«Только те, кто предпринимают абсурдные попытки,
Смогут достичь невозможного» (с)
А. Эйнштейн.
Рука замерла над листком, удерживая грифель, что еще минуту назад лихорадочно летал, черкал и снова вырисовывал буквы на бумаге, пытаясь выплеснуть все эмоции, что бушевали внутри Томы. Маленький, старый карандаш отлетел в сторону, закатился под стол… и дрожащие пальцы, как будто не веря, прошлись легким касанием по написанным строкам.
Шумит гроза,
И льется дождь,
В моей душе.
Так грустно.
И рвется птицей в высоту,
Сознанье простодушно.
Глаза, глядяще в пустоту.
Сердце одиноко.
И звезды стелятся внизу,
Дорогою далекой.
Оковы бренности моей,
Удерживают крепко.
Души полет, на радость фей,
Прервется незаметно.
И птичий плач,
Моей души,
Утихнет постепенно.
Оставив горечь пустоты,
На пепелище тлена.
Листы и карандаш ей принесли почти сразу, как попросила. Чтобы как в детстве доверить свои мысли и чувства не бездушному, безликому механизму, а живой бумаге, хранящей отпечаток ее характера – неровного, твердого почерка. Где достали такой раритет не известно, но ей это действительно было необходимо – хоть как-то выразить чувства, что разрывали ее, чтобы не сорваться. Томе это нельзя – она теперь не одна… почти не одна.
Пальцы сжались в кулак, сминая драгоценную бумагу, и рука с яростью бросает беловатый комок в сторону оконного проема, что беззвучно падает на пол там же. Посмотрела в окно, ставшим вдруг совершенно пустым, взглядом.
Там, с той стороны стекла, тоже шел дождь. Как и у нее в душе. Оплакивая, смывая все, что накопилось внутри… оставляя после себя не сравнимые ни с чем тоску и горечь. А в мыслях бился только один вопрос: "Зачем? Почему жизнь раз за разом пытается ее наказать?"
Взгляд бездумно сместился, скользнул на большую кровать в ее спальне, с затаенной болью и нежностью рассматривая рыжеватый вихрь волос на макушке, белые пухленькие щечки и аккуратный детский носик, что уткнувшись в пушистое одеяльце, забавно сопел.
Воспоминания – штука сложная и иногда еще и навязчивая, все время пытающаяся втянуть в водоворот прошлого.
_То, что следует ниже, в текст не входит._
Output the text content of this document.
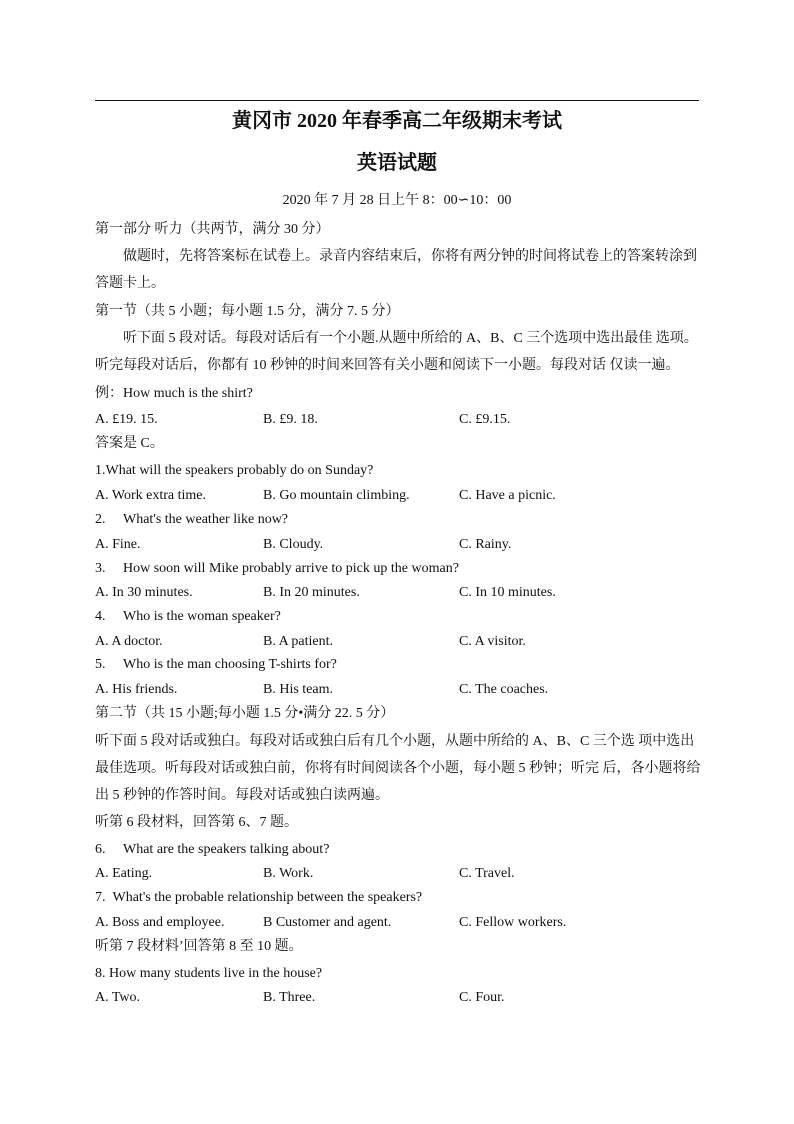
黄冈市 2020 年春季高二年级期末考试
英语试题
2020 年 7 月 28 日上午 8：00∽10：00
第一部分 听力（共两节，满分 30 分）
做题时，先将答案标在试卷上。录音内容结束后，你将有两分钟的时间将试卷上的答案转涂到
答题卡上。
第一节（共 5 小题；每小题 1.5 分，满分 7. 5 分）
听下面 5 段对话。每段对话后有一个小题.从题中所给的 A、B、C 三个选项中选出最佳 选项。
听完每段对话后，你都有 10 秒钟的时间来回答有关小题和阅读下一小题。每段对话 仅读一遍。
例：How much is the shirt?
A. £19. 15.	B. £9. 18.	C. £9.15.
答案是 C。
1.What will the speakers probably do on Sunday?
A. Work extra time.	B. Go mountain climbing.	C. Have a picnic.
2. What's the weather like now?
A. Fine.	B. Cloudy.	C. Rainy.
3. How soon will Mike probably arrive to pick up the woman?
A. In 30 minutes.	B. In 20 minutes.	C. In 10 minutes.
4. Who is the woman speaker?
A. A doctor.	B. A patient.	C. A visitor.
5. Who is the man choosing T-shirts for?
A. His friends.	B. His team.	C. The coaches.
第二节（共 15 小题;每小题 1.5 分•满分 22. 5 分）
听下面 5 段对话或独白。每段对话或独白后有几个小题，从题中所给的 A、B、C 三个选 项中选出
最佳选项。听每段对话或独白前，你将有时间阅读各个小题，每小题 5 秒钟；听完 后，各小题将给
出 5 秒钟的作答时间。每段对话或独白读两遍。
听第 6 段材料，回答第 6、7 题。
6. What are the speakers talking about?
A. Eating.	B. Work.	C. Travel.
7. What's the probable relationship between the speakers?
A. Boss and employee.	B Customer and agent.	C. Fellow workers.
听第 7 段材料’回答第 8 至 10 题。
8. How many students live in the house?
A. Two.	B. Three.	C. Four.
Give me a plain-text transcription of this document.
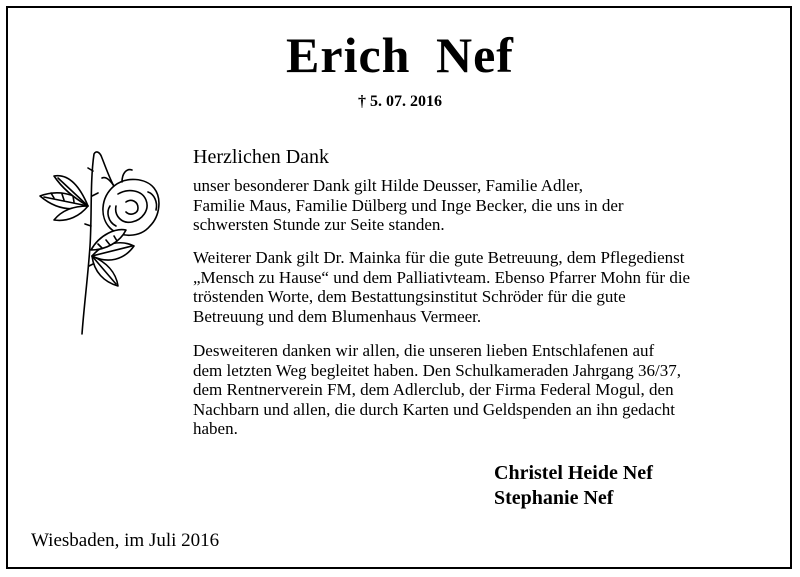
Erich Nef
† 5. 07. 2016
Herzlichen Dank
unser besonderer Dank gilt Hilde Deusser, Familie Adler,
Familie Maus, Familie Dülberg und Inge Becker, die uns in der
schwersten Stunde zur Seite standen.
Weiterer Dank gilt Dr. Mainka für die gute Betreuung, dem Pflegedienst
„Mensch zu Hause“ und dem Palliativteam. Ebenso Pfarrer Mohn für die
tröstenden Worte, dem Bestattungsinstitut Schröder für die gute
Betreuung und dem Blumenhaus Vermeer.
Desweiteren danken wir allen, die unseren lieben Entschlafenen auf
dem letzten Weg begleitet haben. Den Schulkameraden Jahrgang 36/37,
dem Rentnerverein FM, dem Adlerclub, der Firma Federal Mogul, den
Nachbarn und allen, die durch Karten und Geldspenden an ihn gedacht
haben.
Christel Heide Nef
Stephanie Nef
Wiesbaden, im Juli 2016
Казалось бы времени пролетело не так много, но сколько же всего случилось… В памяти мелькали кадры прошедших событий, как силы Коалиции впервые заявили о себе на Земле с предложением о помощи и народ еще долго муссировал эту тему. Как она в первый раз встретила на своей старой работе «страшного» нага и долго не могла найти с ним общий язык, от чего злилась. Их совместную работу и свое, последующее за этим, похищение тоже вспомнила.
Ведь уже после этого она оказалась на "Донаре", личном крейсере Декхаса, узнала, кем на самом деле являлись представители Коалиции, и что уготовило правительство Земли для своего народа. Тогда ей представшие "перспективы" - казались ей ужасающим, но… какими-то далекими от нее, что ли. Томе не надо было переживать, что та же страшная участь ожидает и ее семью… Нет, она четко знала, что ее Ева с мужем и ребенком в любом случае будут спасены.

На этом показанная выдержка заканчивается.